Picking through the pile for the least damaged cables, I replaced the patch cable. The port lights up, amber, then green. But I can’t ping anything. Let it sit for a bit. Finally we got tired of waiting. We went to each of the other three ends of these fiber cables and reset the far ends to force the interface down and then back up again.
Okay. Now I can ping some of the addresses. But where is the third PLC? I ping for it. Nothing.
Our engineer walks up the hill to the far end. Crap. Someone installed the media converter to a cabinet door and zip tied the fiber too tightly so that it actually pulled the ST connector block off of the circuit board. It worked intermittently. We tried using one of the units that we replaced in the telecom shelter. Nope. It doesn’t work well either. So we called down to our other engineers at a nearby plant. Got any spare ST 100 Mbps fiber to 100BaseT converters? Yup. They’ll bring a couple up to the site. Half an hour later it was in the panel and…
Finally! Things are working. Mostly. Kinda sorta. It’s good enough for what we want to do. The other two links are at the bleeding edge of not working. But the error rate is acceptable enough to leave overnight. I suspect there is a dirty connector somewhere, but I have no patience to go looking for it right now. We’re hungry and running out of energy because it was late in the afternoon and we haven’t had lunch, so we’ll come back and look at this tomorrow. Fortunately, the facility is down for other construction activities.
We wouldn’t have known the link was this bad anyway because the external media converter had no diagnostics. In other words, it’s probably been like this for a while. With all the construction activity taking place, the fact that dust got in somewhere it didn’t belong is not a surprise to me.
Rules for working with fiber:
1. Do not bind fiber tightly to anything. It can easily kink and break.
2. Keep connectors clean and have a cleaning kit handy at all times.
3. A power meter for the 850 and 1310 nm wavelengths is very useful.

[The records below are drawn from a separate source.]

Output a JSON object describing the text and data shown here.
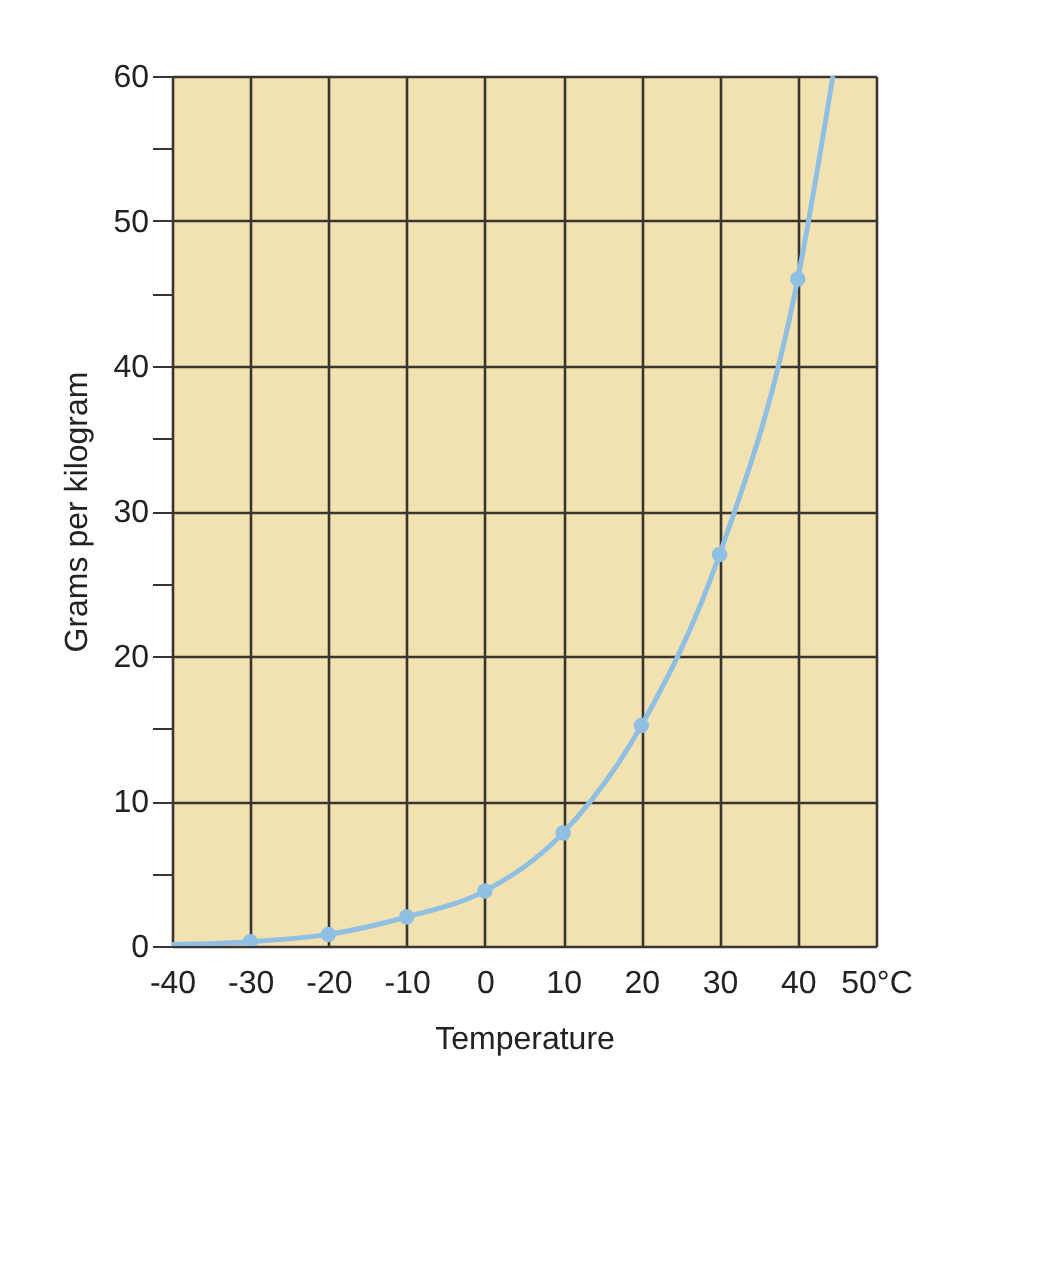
{
  "chart_data": {
    "type": "line",
    "xlabel": "Temperature",
    "ylabel": "Grams per kilogram",
    "series": [
      {
        "color": "#8fc0e3",
        "marker": "none",
        "x": [
          -40,
          -30,
          -20,
          -10,
          0,
          10,
          20,
          30,
          40,
          44.5
        ],
        "values": [
          0.1,
          0.3,
          0.8,
          2,
          3.8,
          7.8,
          15.2,
          27,
          46,
          60
        ]
      },
      {
        "type": "scatter",
        "color": "#8fc0e3",
        "marker": "circle",
        "x": [
          -30,
          -20,
          -10,
          0,
          10,
          20,
          30,
          40
        ],
        "values": [
          0.3,
          0.8,
          2,
          3.8,
          7.8,
          15.2,
          27,
          46
        ]
      }
    ],
    "xlim": [
      -40,
      50
    ],
    "xticks": [
      -40,
      -30,
      -20,
      -10,
      0,
      10,
      20,
      30,
      40,
      {
        "value": 50,
        "label": "50°C"
      }
    ],
    "ylim": [
      0,
      60
    ],
    "yticks": [
      0,
      {
        "value": 5,
        "label": null
      },
      10,
      {
        "value": 15,
        "label": null
      },
      20,
      {
        "value": 25,
        "label": null
      },
      30,
      {
        "value": 35,
        "label": null
      },
      40,
      {
        "value": 45,
        "label": null
      },
      50,
      {
        "value": 55,
        "label": null
      },
      60
    ],
    "grid": true
  }
}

4. SFP Transceiver diagnostics are cheap and easy ways to diagnose things without disassembling anything. Beware, not all transceivers have those features built in.

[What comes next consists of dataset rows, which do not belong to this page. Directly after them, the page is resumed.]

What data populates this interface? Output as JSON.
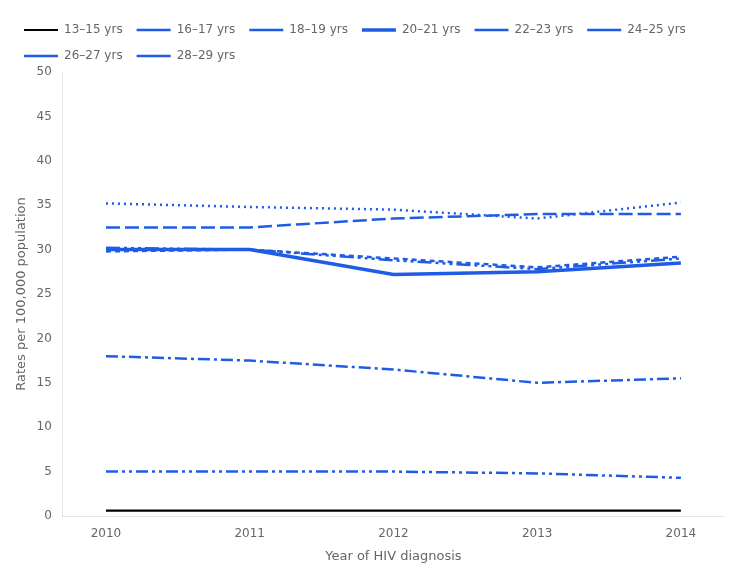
{
  "chart_data": {
    "type": "line",
    "x": [
      2010,
      2011,
      2012,
      2013,
      2014
    ],
    "xlim": [
      2009.7,
      2014.3
    ],
    "xticks": [
      2010,
      2011,
      2012,
      2013,
      2014
    ],
    "ylim": [
      0,
      50
    ],
    "yticks": [
      0,
      5,
      10,
      15,
      20,
      25,
      30,
      35,
      40,
      45,
      50
    ],
    "xlabel": "Year of HIV diagnosis",
    "ylabel": "Rates per 100,000 population",
    "grid": false,
    "legend": "upper left",
    "series": [
      {
        "name": "13–15 yrs",
        "color": "#000000",
        "line_style": "solid",
        "values": [
          0.6,
          0.6,
          0.6,
          0.6,
          0.6
        ]
      },
      {
        "name": "16–17 yrs",
        "color": "#1f5ce6",
        "line_style": "dashdotdot",
        "values": [
          5.0,
          5.0,
          5.0,
          4.8,
          4.3
        ]
      },
      {
        "name": "18–19 yrs",
        "color": "#1f5ce6",
        "line_style": "dashdot",
        "values": [
          18.0,
          17.5,
          16.5,
          15.0,
          15.5
        ]
      },
      {
        "name": "20–21 yrs",
        "color": "#1f5ce6",
        "line_style": "thick",
        "values": [
          30.0,
          30.0,
          27.2,
          27.5,
          28.5
        ]
      },
      {
        "name": "22–23 yrs",
        "color": "#1f5ce6",
        "line_style": "dotted",
        "values": [
          35.2,
          34.8,
          34.5,
          33.5,
          35.3
        ]
      },
      {
        "name": "24–25 yrs",
        "color": "#1f5ce6",
        "line_style": "dashed",
        "values": [
          32.5,
          32.5,
          33.5,
          34.0,
          34.0
        ]
      },
      {
        "name": "26–27 yrs",
        "color": "#1f5ce6",
        "line_style": "shortdash",
        "values": [
          29.8,
          30.0,
          29.0,
          28.0,
          29.2
        ]
      },
      {
        "name": "28–29 yrs",
        "color": "#1f5ce6",
        "line_style": "dashdotdotdot",
        "values": [
          30.2,
          30.0,
          28.8,
          27.8,
          29.0
        ]
      }
    ]
  }
}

Finally, a reminder for those who are new to networks in ICS: TURN OFF ALL AUTONEGOTIATIONS! Turn off trunk/access negotiations. Turn off speed negotiations. Turn off duplex negotiations. And set the ARP timeout to some reasonable period like, no more than five minutes. Some vendors default to values of around four hours for an ARP Cache Timeout.

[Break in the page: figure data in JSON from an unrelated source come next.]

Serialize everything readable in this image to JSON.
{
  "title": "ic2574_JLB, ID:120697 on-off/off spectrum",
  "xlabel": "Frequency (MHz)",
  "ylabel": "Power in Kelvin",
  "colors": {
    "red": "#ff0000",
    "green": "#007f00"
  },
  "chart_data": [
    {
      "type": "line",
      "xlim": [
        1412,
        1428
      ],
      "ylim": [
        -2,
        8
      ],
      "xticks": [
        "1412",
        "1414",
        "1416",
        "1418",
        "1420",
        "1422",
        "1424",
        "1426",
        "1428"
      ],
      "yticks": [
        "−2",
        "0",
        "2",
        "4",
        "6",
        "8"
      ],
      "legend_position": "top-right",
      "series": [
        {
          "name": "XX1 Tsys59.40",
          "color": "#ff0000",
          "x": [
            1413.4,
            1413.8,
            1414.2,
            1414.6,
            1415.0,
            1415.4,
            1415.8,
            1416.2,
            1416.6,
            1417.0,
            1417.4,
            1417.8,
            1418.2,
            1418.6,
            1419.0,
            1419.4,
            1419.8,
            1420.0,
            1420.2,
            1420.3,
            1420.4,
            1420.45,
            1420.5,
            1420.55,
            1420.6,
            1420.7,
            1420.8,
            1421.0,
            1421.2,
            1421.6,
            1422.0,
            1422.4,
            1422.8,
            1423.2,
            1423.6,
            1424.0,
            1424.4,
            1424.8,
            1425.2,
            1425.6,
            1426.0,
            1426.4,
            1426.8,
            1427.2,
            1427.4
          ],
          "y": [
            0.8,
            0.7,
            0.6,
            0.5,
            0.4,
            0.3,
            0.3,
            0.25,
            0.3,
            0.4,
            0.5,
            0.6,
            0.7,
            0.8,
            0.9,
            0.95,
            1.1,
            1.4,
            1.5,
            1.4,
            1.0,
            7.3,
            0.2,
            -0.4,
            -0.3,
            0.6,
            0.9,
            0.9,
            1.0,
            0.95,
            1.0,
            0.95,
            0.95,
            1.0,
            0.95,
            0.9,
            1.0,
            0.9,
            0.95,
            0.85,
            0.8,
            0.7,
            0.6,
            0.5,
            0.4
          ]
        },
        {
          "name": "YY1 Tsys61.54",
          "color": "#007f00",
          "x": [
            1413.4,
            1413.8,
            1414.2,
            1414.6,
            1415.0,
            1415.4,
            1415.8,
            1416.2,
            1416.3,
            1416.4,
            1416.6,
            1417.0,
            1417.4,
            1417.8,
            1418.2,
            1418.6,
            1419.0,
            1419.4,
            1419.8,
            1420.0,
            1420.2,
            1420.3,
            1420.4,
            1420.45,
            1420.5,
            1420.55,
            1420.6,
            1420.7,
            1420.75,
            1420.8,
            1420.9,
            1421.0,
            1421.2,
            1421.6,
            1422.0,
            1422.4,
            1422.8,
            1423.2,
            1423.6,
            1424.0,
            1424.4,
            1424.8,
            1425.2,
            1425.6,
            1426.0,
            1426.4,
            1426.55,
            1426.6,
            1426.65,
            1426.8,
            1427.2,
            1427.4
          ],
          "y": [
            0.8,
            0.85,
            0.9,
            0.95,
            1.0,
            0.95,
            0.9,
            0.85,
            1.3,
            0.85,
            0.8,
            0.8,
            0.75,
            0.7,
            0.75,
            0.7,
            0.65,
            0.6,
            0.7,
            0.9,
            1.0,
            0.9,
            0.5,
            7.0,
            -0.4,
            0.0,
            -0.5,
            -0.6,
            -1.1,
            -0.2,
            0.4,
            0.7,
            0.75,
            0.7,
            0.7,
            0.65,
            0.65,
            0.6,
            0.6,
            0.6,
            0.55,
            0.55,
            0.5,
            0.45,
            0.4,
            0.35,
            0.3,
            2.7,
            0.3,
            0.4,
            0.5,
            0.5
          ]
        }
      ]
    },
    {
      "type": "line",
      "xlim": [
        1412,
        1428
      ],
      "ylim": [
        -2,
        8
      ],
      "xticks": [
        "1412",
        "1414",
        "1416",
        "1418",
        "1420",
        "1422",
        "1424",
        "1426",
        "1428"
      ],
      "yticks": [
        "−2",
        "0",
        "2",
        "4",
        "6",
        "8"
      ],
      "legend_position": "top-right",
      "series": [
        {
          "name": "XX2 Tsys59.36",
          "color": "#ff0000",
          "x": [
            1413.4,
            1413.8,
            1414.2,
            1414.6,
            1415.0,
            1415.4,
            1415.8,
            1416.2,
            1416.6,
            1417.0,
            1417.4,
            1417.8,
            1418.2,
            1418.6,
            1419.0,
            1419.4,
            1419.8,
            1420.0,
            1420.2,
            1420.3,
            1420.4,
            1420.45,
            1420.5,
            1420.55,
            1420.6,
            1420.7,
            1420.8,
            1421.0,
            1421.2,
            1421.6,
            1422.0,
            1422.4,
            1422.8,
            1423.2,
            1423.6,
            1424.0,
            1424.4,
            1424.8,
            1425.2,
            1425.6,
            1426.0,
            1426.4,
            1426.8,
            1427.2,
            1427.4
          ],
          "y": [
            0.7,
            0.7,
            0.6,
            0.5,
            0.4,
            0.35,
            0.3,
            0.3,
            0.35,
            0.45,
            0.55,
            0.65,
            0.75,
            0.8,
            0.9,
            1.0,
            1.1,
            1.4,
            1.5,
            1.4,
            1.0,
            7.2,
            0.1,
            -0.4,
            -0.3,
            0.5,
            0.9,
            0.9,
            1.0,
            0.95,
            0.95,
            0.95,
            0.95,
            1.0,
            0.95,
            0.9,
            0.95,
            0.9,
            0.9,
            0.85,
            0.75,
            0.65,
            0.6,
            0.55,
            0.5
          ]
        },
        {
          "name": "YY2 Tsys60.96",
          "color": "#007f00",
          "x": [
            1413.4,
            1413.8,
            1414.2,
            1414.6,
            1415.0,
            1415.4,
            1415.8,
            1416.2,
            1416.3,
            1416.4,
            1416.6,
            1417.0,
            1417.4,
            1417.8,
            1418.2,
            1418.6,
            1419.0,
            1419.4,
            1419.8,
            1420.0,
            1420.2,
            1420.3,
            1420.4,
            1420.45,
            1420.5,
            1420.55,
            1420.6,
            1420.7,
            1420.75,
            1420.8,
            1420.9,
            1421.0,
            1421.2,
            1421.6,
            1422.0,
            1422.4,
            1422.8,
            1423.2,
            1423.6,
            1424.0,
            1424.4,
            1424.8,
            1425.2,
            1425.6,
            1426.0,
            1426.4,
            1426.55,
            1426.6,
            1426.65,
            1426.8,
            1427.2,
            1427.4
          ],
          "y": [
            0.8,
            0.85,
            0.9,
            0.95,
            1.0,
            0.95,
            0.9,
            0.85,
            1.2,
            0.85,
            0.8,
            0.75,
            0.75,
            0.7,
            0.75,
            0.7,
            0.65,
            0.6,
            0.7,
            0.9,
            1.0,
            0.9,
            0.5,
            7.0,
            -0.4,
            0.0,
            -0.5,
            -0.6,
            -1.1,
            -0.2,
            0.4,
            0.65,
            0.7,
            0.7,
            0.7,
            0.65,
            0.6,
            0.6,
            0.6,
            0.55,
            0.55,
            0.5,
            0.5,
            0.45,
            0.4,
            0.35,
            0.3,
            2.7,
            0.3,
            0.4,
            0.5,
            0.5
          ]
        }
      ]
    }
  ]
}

When a line goes down you want it back as soon as possible. Do not wait for the switch to try dozens of iterations one at a time before it hits a magic sweet spot. Force things so that the port comes up quickly. Then you won’t have to do the cheap tricks that our other staff did. I mean, it sort of worked, so I’m not complaining too loudly, but it does make for a very confusing situation for diagnostics and upgrades.